Interview

Manchester By The Sea Stars Kyle Chandler and Lucas Hedges Discuss Their Experience On The Film

manchester_by_the_sea

One of the most talked and buzzed about films opens this weekend in Canada, and it’s not your typical November blockbuster. It’s a heartfelt drama directed by Kenneth Lonergan about an uncle played by Casey Affleck forced to look after his nephew after his brother suddenly dies of a heart attack. The film has been praised by critics, and during its run at TIFF we had a chance to sit down with two of the stars of the film, Kyle Chandler, who plays the deceased dad in flashbacks, and Lucas Hedges, who plays his son.

Real Style: What did you think about the script when you first read it?

Kyle Chandler: I was in a hotel room in New York. I got the script. I read it twice. I was amazed by it that I had to read it twice. I met Kenny the next day, had lunch with him, hoped I got the part. He asked me to join on-board and that’s where I am now. I’m so, so happy that I was a part of it. And to jump to the end, when I first saw the film, I had no idea at all that it could possibly be as wonderful as it was. And that’s that. 

Lucas Hedges: I wasn’t approached to do the movie. I wasn’t asked to do the movie. I had to audition, like, five times. I thought I wasn’t going to get it. I knew from the moment that I read the script that this kind of a part is extremely rare. I’m very new to this but I’ve been around long enough to recognize a special script and a special part.

Real Style: People are saying that this is a break out role for you Lucas. How does that feel so early on in your career to have done the role where people are like, “This is it! It’s time to watch this guy all the time now.”

Lucas: It doesn’t really feel real. What’s exciting for me is that it might allow me to keep working. I’ve gotten two movies because of it already and hopefully I’ll get more. That would be amazing.

Real Style:What did you learn while making this movie?

Lucas: You learn from doing and you learn from experiencing what it feels like to be present and lost in the moment with another artist. I went to places that I’ve never been before in this movie with Casey.

Real Style: How much did you guys have to try to get into the role as a family and how much of that came naturally as colleagues?

Lucas: I believed going into it that I needed to get into the role and dive into something. When I came in for the first audition, I was playing the scene extremely emotionally and I remember listening to music before going into the audition, trying to get myself into this state that I thought represented Patrick and his struggle. But the work I did with Kenny over the course of the audition process and the shooting was actually getting it out of my head that I had to get into something and to actually just play the scene and play the banter. The heart of my character is not like something you have to dive into, it’s just something you play and it’s actually simpler. I didn’t need to over complicate it.

Real Style: One of the things that’s really strong about the film is the balance of humour and tragedy. Was that evident on the page?  Was that human balance there?
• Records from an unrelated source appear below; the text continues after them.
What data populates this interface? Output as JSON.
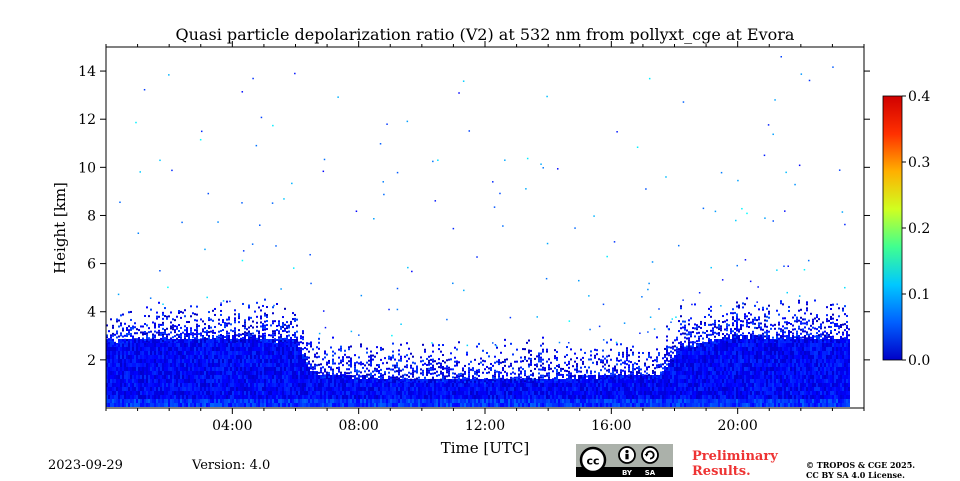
{
  "header": {
    "title": "Quasi particle depolarization ratio (V2) at 532 nm from pollyxt_cge at Evora"
  },
  "footer": {
    "date": "2023-09-29",
    "version": "Version: 4.0",
    "preliminary_line1": "Preliminary",
    "preliminary_line2": "Results.",
    "copyright_line1": "© TROPOS & CGE 2025.",
    "copyright_line2": "CC BY SA 4.0 License.",
    "license_badge": {
      "cc": "cc",
      "by": "BY",
      "sa": "SA"
    }
  },
  "chart_data": {
    "type": "heatmap",
    "title": "Quasi particle depolarization ratio (V2) at 532 nm from pollyxt_cge at Evora",
    "xlabel": "Time [UTC]",
    "ylabel": "Height [km]",
    "xlim_hours": [
      0,
      24
    ],
    "ylim_km": [
      0,
      15
    ],
    "x_ticks": [
      {
        "hour": 4,
        "label": "04:00"
      },
      {
        "hour": 8,
        "label": "08:00"
      },
      {
        "hour": 12,
        "label": "12:00"
      },
      {
        "hour": 16,
        "label": "16:00"
      },
      {
        "hour": 20,
        "label": "20:00"
      }
    ],
    "y_ticks": [
      {
        "km": 2,
        "label": "2"
      },
      {
        "km": 4,
        "label": "4"
      },
      {
        "km": 6,
        "label": "6"
      },
      {
        "km": 8,
        "label": "8"
      },
      {
        "km": 10,
        "label": "10"
      },
      {
        "km": 12,
        "label": "12"
      },
      {
        "km": 14,
        "label": "14"
      }
    ],
    "data_end_hour": 23.5,
    "colorbar": {
      "range": [
        0.0,
        0.4
      ],
      "colormap": "jet",
      "colors": [
        "#0000c8",
        "#0060ff",
        "#00c8ff",
        "#40ff90",
        "#d0ff20",
        "#ffb000",
        "#ff3000",
        "#d00000"
      ],
      "ticks": [
        {
          "value": 0.0,
          "label": "0.0"
        },
        {
          "value": 0.1,
          "label": "0.1"
        },
        {
          "value": 0.2,
          "label": "0.2"
        },
        {
          "value": 0.3,
          "label": "0.3"
        },
        {
          "value": 0.4,
          "label": "0.4"
        }
      ]
    },
    "boundary_layer_km": [
      {
        "hour": 0,
        "top": 2.7
      },
      {
        "hour": 4,
        "top": 2.9
      },
      {
        "hour": 6,
        "top": 2.7
      },
      {
        "hour": 6.5,
        "top": 1.4
      },
      {
        "hour": 8,
        "top": 1.2
      },
      {
        "hour": 12,
        "top": 1.1
      },
      {
        "hour": 17.5,
        "top": 1.3
      },
      {
        "hour": 18.2,
        "top": 2.5
      },
      {
        "hour": 20,
        "top": 2.9
      },
      {
        "hour": 23.5,
        "top": 2.8
      }
    ],
    "typical_value_in_layer": 0.05
  }
}
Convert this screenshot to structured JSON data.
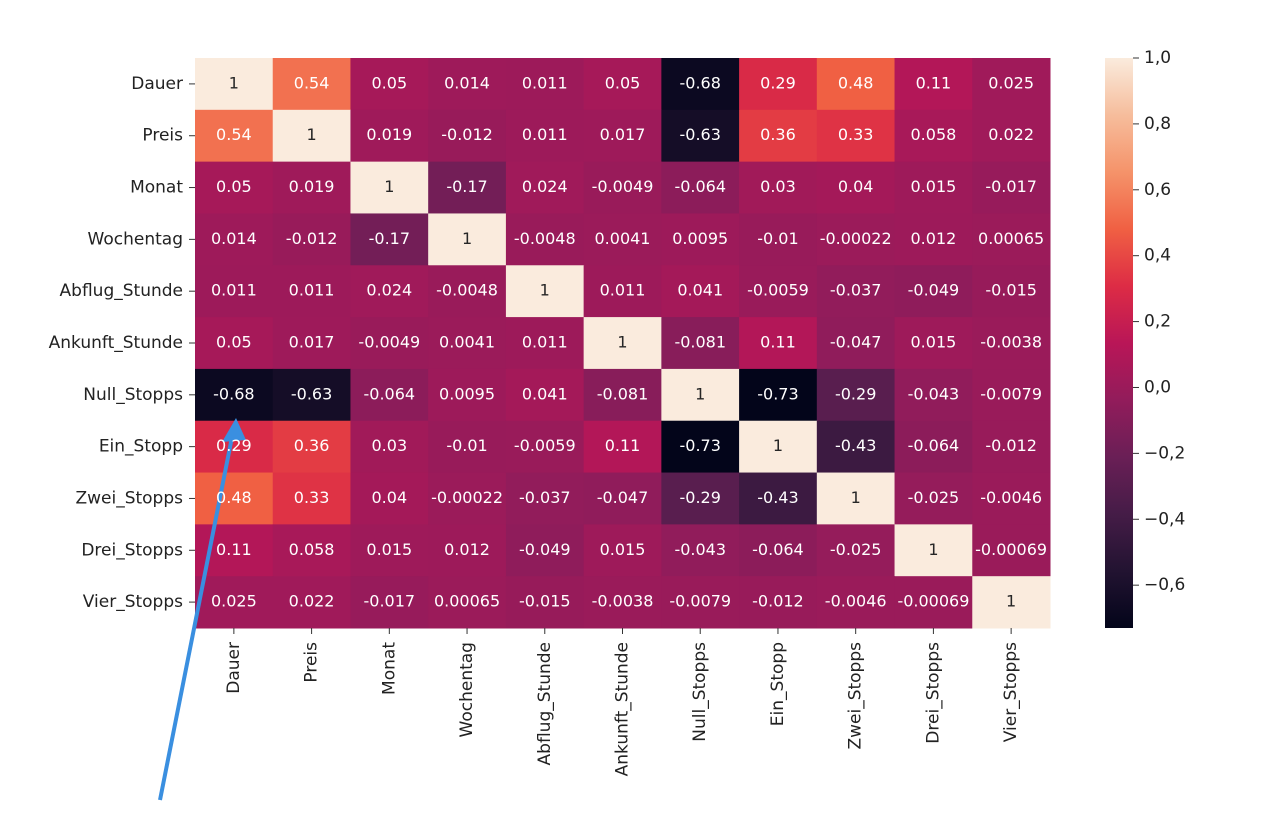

Kyle: Yep, totally. That’s something that was so exciting about the script. It covered everything. It left spaces, you could tell, for different actors to find different things. It had everything. You had to figure it out. I realized that I didn’t have to do anything besides follow what was there because it was already crafted. Sometimes that’s the hardest thing is to not do anything, but just to trust what’s on the page. Normally, I’m the opposite, I’m writing down, “Oh, this would be a better line.” But this was done by a playwright and it was meticulously put together.

Real Style: What was Kenneth Lonergan like as a director in terms of his style in comparison to other directors that you’ve worked with?

Lucas: Kenny loves to be surprised. He loves it when something happens that he didn’t see coming. There is such a close attention to detail in his writing that is also true in his directing. It might just be the attention to detail is not typical.

Kyle: He’s very meticulous in all the best ways. Sometimes, to work with someone like that is the worst experience in the world because it will drive you nuts as an actor. But Kenny let us off the reigns a little bit. He let us fill in the spaces so everything came together. But it is his mind he’s getting what he wants.  And he sees everything. He sees what’s underneath everything and he knows how to present that. You’re not quite sure either when you’re getting direction from him. It was a revelation in the end that “Oh, that’s what he was doing.” 

Real Style: What was it like for both of you working with heavy weights like Michelle Williams and Casey Affleck?

Lucas: For me, it was incredibly intimidating and still kind of is intimidating. Once we really got into the filming that faded away and it just felt like we were in some weird town in Massachusetts. But it was really intimidating at first, especially because we were using Boston accents. I’m from Brooklyn, I’m not a Boston actor like Casey is.

Kyle: It’s the same. You know, you meet the actors. Everyone’s a little nervous when you all get together and meet the actors, meet the director. But once you get on set, then it’s like a sport. You’re playing a game, everyone’s equal and that’s where it’s fun.

Real Style: The movie takes place in winter. Kyle I know you’re accustomed to filming in very cold temperatures having done Early Edition. What are the tricks that an actor can use to try not to look so cold on camera? Or to try and not let people know you’re not that cold?

Kyle: Maybe a whiskey in your back pocket. That would be number one. I think most actors would agree to that.